What’s a pawpaw? If you’ve never seen one of these Chesapeake-region native fruits in real life, now is your chance. Harford County, Md. has an entire festival dedicated to them, coming this Sunday.
The second annual Harford County Pawpaw Festival takes place at Broom’s Bloom, a historic house, working dairy farm, and restaurant in Bel Air popular for its ice cream. The festival is part celebration of this lesser-known fruit, part environmental awareness, and part community servive as proceeds support the Susquehannock Wildlife Society, who have helped in many a heroic wildlife rescue.
Organizers say the first Pawpaw Festival, held last year, was so popular that the pawpaw-related items sold out before the festival was over.

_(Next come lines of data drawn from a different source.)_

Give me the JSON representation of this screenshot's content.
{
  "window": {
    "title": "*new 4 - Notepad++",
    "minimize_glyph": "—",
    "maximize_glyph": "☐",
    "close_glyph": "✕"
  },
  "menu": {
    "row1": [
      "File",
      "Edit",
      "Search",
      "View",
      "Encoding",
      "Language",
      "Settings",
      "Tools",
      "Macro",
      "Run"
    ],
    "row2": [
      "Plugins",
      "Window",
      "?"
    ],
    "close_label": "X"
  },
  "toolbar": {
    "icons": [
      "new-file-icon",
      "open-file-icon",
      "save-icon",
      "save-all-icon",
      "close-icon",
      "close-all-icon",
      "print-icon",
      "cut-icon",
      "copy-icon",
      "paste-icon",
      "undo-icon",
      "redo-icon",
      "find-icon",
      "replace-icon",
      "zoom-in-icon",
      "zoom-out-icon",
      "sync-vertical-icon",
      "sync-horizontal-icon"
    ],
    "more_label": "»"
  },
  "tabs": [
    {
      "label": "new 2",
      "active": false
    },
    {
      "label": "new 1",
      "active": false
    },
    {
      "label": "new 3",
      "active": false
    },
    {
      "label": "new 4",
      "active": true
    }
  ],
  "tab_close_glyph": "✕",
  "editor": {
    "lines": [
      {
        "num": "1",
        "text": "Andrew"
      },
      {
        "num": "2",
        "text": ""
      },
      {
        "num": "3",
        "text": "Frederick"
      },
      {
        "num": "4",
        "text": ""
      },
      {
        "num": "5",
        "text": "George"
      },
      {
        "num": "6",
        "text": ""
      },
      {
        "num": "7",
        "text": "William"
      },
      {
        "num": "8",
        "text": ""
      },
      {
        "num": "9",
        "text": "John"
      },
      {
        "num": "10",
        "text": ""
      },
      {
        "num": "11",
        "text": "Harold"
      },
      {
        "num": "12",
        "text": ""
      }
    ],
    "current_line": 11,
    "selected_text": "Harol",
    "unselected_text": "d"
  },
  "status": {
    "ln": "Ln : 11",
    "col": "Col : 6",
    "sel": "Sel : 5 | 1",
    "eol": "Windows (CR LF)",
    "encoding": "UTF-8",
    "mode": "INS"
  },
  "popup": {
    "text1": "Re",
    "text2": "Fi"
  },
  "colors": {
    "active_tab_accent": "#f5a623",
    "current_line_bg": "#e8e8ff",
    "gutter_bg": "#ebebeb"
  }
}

This time, they bought 150 pounds of ripe pawpaw from local wholesale farm Deep Run Pawpaw Orchard, which grows a variety of cultivar trees. You can taste the fruit in bottled lemonade, baked goods, and a special ice cream flavor from Broom’s Bloom. Visitors will be able to buy the ripened fruit itself to bring home.
The harvest for pawpaws is a short window of a few weeks around September. The mango-like green fruit is the largest edible fruit native to the United States, and is sometimes referred to as custard bananas. The plant is a small, deciduous tree with long leaves that grows in rich forested areas throughout the Bay watershed, according to the Chesapeake Bay Program.
The Pawpaw Festival runs Sunday, Oct. 3, 12pm-3pm and is funded with a tourism grant from the Harford County Office of Community & Economic Development.
The Susquehannock Wildlife Society, who benefits from the event, supports wildlife rescues throughout the upper Bay area, from snakes to bald eagles.